Microsoft downplays Windows vulnerability

Microsoft has downplayed a Windows vulnerability affecting all versions of the OS that could allow remote code execution.

Earlier this week, a proof of concept exploit was released but Microsoft suggested it was unlikely that the flaw could be used for remote code execution.

The bug was discovered on the BROWSER protocol, which runs on top of the Server Message Block (SMB) protocol on Windows.

"This vulnerability affects Windows machines that have been configured to (A) use the BROWSER network protocol and (B) that then become Master Browser on the local network," said Mark Wodrich, from the Microsoft Security Response Centre, in a blog post.

"The BROWSER protocol uses an election process to determine which system will act as the "master" in terms of data collection and response handling."

Wodrich said the vulnerability was more likely to affect server systems running as the Primary Domain Controller.

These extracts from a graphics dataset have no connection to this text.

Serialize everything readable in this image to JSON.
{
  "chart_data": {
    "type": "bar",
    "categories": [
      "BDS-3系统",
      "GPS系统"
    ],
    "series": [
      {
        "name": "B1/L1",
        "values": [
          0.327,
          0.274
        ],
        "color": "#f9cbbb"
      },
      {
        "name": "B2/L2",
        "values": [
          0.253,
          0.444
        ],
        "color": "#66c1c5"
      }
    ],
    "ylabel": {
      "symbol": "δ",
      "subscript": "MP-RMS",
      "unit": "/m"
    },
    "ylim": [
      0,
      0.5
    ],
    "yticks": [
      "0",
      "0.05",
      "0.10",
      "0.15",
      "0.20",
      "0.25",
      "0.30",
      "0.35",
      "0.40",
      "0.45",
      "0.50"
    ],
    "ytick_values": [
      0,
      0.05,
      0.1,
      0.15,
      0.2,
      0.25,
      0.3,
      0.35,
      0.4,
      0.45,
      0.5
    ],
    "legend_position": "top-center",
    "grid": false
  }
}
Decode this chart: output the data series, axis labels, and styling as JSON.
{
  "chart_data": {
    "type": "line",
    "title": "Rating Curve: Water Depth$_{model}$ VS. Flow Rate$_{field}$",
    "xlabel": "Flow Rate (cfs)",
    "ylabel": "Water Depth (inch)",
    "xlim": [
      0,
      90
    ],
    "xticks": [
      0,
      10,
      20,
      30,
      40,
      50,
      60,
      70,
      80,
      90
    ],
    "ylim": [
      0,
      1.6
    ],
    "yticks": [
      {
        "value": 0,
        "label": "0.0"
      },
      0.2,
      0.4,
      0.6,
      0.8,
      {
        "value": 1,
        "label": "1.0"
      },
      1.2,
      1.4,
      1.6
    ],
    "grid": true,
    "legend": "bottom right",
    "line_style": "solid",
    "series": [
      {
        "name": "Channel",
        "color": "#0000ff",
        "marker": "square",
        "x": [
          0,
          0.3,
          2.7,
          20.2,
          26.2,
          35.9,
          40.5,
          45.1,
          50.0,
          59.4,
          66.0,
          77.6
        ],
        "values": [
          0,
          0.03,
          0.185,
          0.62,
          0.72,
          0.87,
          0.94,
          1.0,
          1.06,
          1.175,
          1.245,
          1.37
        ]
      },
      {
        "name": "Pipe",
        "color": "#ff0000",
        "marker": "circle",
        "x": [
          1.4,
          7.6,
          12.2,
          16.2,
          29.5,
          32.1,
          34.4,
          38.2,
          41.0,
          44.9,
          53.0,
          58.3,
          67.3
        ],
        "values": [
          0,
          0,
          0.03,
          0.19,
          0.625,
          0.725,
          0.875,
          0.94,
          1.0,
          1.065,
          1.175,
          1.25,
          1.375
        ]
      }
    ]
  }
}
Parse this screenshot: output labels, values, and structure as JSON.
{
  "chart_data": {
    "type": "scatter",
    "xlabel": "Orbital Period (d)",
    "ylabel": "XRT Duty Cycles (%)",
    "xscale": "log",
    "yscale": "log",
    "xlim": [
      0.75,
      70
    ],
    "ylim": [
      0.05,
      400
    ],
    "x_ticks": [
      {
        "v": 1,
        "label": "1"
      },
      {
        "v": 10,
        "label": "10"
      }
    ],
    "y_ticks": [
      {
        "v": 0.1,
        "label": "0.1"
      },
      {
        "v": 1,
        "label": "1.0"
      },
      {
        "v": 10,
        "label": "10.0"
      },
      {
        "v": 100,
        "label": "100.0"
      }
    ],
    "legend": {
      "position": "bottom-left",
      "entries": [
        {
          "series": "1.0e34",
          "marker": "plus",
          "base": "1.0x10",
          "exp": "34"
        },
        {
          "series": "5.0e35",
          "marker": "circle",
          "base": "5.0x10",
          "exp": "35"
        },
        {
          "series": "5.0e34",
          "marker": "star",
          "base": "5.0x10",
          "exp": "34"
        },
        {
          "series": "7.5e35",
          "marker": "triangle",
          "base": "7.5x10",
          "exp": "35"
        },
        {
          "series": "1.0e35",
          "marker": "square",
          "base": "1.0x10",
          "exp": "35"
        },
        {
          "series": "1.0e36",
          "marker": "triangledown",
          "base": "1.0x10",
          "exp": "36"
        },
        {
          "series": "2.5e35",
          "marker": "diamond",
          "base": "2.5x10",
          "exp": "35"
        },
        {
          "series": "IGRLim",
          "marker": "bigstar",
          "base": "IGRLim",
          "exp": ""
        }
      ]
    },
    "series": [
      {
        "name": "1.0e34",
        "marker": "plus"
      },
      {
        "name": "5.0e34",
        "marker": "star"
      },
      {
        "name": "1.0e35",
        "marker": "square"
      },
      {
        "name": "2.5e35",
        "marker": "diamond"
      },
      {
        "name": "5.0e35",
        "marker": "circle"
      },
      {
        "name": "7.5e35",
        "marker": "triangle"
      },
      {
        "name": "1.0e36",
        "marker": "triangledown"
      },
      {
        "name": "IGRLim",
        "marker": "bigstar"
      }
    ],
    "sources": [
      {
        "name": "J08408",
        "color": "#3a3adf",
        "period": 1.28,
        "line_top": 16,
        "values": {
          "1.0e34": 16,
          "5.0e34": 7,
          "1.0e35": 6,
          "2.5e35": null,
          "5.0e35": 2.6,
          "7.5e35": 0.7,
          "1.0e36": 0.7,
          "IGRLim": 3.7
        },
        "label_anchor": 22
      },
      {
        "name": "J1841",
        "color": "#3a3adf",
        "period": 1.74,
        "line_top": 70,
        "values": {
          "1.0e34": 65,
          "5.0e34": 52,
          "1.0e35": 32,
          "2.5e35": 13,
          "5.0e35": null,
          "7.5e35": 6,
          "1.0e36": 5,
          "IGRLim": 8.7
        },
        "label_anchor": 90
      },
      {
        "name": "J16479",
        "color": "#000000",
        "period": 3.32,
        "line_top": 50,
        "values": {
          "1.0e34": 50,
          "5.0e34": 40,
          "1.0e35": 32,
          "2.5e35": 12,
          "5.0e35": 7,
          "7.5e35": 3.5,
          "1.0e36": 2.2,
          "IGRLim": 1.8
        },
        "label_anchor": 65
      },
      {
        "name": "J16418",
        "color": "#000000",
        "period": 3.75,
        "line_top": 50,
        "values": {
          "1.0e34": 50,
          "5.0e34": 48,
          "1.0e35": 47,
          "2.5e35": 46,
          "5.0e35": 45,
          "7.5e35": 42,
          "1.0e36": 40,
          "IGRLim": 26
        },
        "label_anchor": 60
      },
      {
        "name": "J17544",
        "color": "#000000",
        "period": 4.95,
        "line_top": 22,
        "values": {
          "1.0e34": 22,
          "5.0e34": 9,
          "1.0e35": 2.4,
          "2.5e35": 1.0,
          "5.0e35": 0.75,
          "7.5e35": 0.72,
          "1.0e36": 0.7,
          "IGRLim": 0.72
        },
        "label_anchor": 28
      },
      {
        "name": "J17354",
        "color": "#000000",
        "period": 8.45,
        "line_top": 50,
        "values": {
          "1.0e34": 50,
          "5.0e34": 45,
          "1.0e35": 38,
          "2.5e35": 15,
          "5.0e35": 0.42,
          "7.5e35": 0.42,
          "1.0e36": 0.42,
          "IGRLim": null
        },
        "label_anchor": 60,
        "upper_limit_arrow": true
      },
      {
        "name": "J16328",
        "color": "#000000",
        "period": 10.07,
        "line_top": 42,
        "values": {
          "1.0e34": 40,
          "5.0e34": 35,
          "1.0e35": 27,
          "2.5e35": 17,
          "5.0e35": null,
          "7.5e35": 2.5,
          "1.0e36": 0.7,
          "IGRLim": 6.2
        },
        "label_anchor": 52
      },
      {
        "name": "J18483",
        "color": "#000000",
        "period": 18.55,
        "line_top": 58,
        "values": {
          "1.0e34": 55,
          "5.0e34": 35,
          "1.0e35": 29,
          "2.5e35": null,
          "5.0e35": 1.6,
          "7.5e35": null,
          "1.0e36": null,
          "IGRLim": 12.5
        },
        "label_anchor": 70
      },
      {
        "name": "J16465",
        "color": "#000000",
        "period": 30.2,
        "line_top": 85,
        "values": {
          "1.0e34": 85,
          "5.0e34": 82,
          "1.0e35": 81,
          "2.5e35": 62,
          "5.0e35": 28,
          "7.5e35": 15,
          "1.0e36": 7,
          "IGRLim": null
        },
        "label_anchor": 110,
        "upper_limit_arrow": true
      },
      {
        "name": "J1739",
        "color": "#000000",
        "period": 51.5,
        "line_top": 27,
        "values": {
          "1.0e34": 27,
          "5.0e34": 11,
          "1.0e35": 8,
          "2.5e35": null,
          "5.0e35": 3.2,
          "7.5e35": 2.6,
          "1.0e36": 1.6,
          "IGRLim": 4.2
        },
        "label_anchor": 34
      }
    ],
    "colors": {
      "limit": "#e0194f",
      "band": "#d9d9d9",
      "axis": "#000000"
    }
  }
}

"Enterprise networks the Primary Domain Controller (PDC) will become Master Browser, but depending on the network configuration, other computers on the network can become Master Browser, and therefore be vulnerable," he explained.

Wodrich said remote code execution would be possible "if the corrupted memory is used by a thread running on another processor before the RtlCopyMemory triggers a bugcheck, and in a way that can be used to change code execution."

"We feel that triggering any such timing condition reliably will be very difficult," he added.

Wodrich said that businesses following best practices should block the BROWSER protocol at the edge of firewalls to limit attacks on the local network.